Buoyed by her improvement, she joined her local athletics club, Dacorum, a few weeks after her 70th birthday and signed up for an 800m race at the end of the 2019 summer. Lining up against teenagers, it was the first time she had ever set foot on a track.
Delayed by the Covid pandemic, it was not until 2022 that she was able to race regularly again. By 2023, she was a double British champion in the 70-74 age group. The following year she won three world titles at her first international competition.
With masters athletics divided into age groups of five-year chunks, Roberts knew just how significant this year could be after turning 75 last October and entering a new category for women aged between 75 and 79. As the youngest in her cohort, she was determined to strike at the opportune time.
“I have worked quite hard at it this year because I was trying to get all the records that I could,” she explains. “I actually haven’t done that much training because I’ve been racing so much, but it’s been fantastic – a lovely year.
“I got all the world records that I’m probably capable of and I think my records are quite good. I kept breaking my 5000m world record by very small amounts but I wasn’t happy with it, so I spent a long time trying to improve it until finally I got down to the speeds that I do in parkrun and set a record of 21:25.8.
“I think most of my records are rather good now. I doubt whether I can beat them – obviously I will keep trying, but I don’t expect that I will be able to.”

The biggest yield of Roberts’ year came at October’s European Masters Championships in Madeira, where she finished as the most decorated athlete from any nation, winning gold in the 800m, 1500m, 5000m, 10,000m, 10km individual, 10km team, cross country team and 4x100m. She also claimed silver over 400m, cross country individual, 4x400m and 4x400m mixed, as well as finishing fourth over 200m.
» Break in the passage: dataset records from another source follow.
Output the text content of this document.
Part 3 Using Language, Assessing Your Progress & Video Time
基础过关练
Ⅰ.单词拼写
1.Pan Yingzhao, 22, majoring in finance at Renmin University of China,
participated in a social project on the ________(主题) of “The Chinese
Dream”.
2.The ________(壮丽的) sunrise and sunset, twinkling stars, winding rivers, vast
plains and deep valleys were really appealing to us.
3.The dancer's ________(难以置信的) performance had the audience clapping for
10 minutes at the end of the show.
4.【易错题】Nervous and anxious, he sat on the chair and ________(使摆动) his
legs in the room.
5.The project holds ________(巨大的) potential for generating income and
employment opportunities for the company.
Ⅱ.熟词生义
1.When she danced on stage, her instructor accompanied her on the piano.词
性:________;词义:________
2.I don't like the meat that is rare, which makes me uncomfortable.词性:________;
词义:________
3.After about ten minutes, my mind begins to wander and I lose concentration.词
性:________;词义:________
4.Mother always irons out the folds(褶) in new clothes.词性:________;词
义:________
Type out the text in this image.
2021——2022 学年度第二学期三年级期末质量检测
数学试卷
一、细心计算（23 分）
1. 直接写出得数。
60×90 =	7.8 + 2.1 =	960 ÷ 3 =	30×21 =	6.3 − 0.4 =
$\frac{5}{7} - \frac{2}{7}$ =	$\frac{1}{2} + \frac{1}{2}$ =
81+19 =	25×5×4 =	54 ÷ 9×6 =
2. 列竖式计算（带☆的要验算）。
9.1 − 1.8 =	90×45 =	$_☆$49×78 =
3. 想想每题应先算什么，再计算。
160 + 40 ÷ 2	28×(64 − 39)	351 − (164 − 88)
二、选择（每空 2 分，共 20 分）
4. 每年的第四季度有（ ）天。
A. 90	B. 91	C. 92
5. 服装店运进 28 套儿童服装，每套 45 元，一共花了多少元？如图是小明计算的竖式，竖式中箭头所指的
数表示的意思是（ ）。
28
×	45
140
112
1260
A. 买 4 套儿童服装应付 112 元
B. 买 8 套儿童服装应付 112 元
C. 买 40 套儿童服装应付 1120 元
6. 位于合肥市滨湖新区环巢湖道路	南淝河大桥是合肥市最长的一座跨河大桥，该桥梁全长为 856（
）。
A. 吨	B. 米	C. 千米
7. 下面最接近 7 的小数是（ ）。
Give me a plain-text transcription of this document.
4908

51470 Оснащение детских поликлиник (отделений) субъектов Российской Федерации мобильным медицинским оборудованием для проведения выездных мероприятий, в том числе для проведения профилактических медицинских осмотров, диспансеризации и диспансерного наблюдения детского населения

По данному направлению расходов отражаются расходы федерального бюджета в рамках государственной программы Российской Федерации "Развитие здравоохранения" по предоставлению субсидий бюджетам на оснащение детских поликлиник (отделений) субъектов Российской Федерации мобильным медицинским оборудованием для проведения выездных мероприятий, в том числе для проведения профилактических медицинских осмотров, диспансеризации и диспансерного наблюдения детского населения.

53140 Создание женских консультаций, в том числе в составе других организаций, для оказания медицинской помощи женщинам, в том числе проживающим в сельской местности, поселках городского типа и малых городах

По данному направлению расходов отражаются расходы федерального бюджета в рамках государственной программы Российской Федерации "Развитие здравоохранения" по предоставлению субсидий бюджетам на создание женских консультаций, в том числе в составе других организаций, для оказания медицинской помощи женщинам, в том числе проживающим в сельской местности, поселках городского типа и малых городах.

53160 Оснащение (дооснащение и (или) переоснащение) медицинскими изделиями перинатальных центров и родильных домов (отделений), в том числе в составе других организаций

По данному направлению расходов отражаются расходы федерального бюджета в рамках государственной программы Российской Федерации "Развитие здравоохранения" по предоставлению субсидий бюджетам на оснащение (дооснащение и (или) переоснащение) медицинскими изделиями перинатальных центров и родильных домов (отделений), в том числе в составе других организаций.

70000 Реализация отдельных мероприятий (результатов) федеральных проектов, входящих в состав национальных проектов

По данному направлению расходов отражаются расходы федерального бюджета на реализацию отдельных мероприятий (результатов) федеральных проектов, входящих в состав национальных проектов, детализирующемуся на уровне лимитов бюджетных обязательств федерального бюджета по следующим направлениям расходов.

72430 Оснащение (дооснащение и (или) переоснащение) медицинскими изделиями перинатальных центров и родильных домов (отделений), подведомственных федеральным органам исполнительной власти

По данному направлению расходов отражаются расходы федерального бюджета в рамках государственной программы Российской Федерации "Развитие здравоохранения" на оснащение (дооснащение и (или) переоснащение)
It sounds utterly exhausting. “It was quite intense,” she concedes. “I really covered all the distances I was capable of. On the day of the 200m, I had to do the heat and final of that before running 10km on the road that evening.
“The day I did the cross country [the first cross country race of her life], we had to get a bus at 6.45am, which took us up to an altitude of 4000 feet for the race. I didn’t realise I would be so affected by the altitude. But later that day I did the 1,500m down at sea level as well.”
Such exploits have, admits Roberts, ensured she is now well known in the world of masters athletics – something she says is “very flattering”. Of winning this AW award, she adds: “I think it’s fabulous and I feel very honoured. I know the competition is very stiff, so I’m thrilled.”

After a hectic year of record-chasing, the immediate future looks a little more sedate. Her success is mostly built on daily gym visits and she undertakes only two regular weekly running training sessions, in addition to the trusty Saturday morning parkrun. She has no intention of changing her programme.
“I enjoy competing so I’m not going to stop,” says Roberts, looking ahead to the European Indoor Masters Championships in Torun, Poland, next March. “But I won’t be looking quite so much at different distances to get a record as I have been this year.
“I think I’ll try to do some cross country for my club because I have steered clear of those in the past as I was always a bit worried about getting injured. Because I wanted to try for records, I certainly didn’t want to get injured, but the pressure is off a bit now.”
Gobbling up every world record and title available is a surefire way of doing that.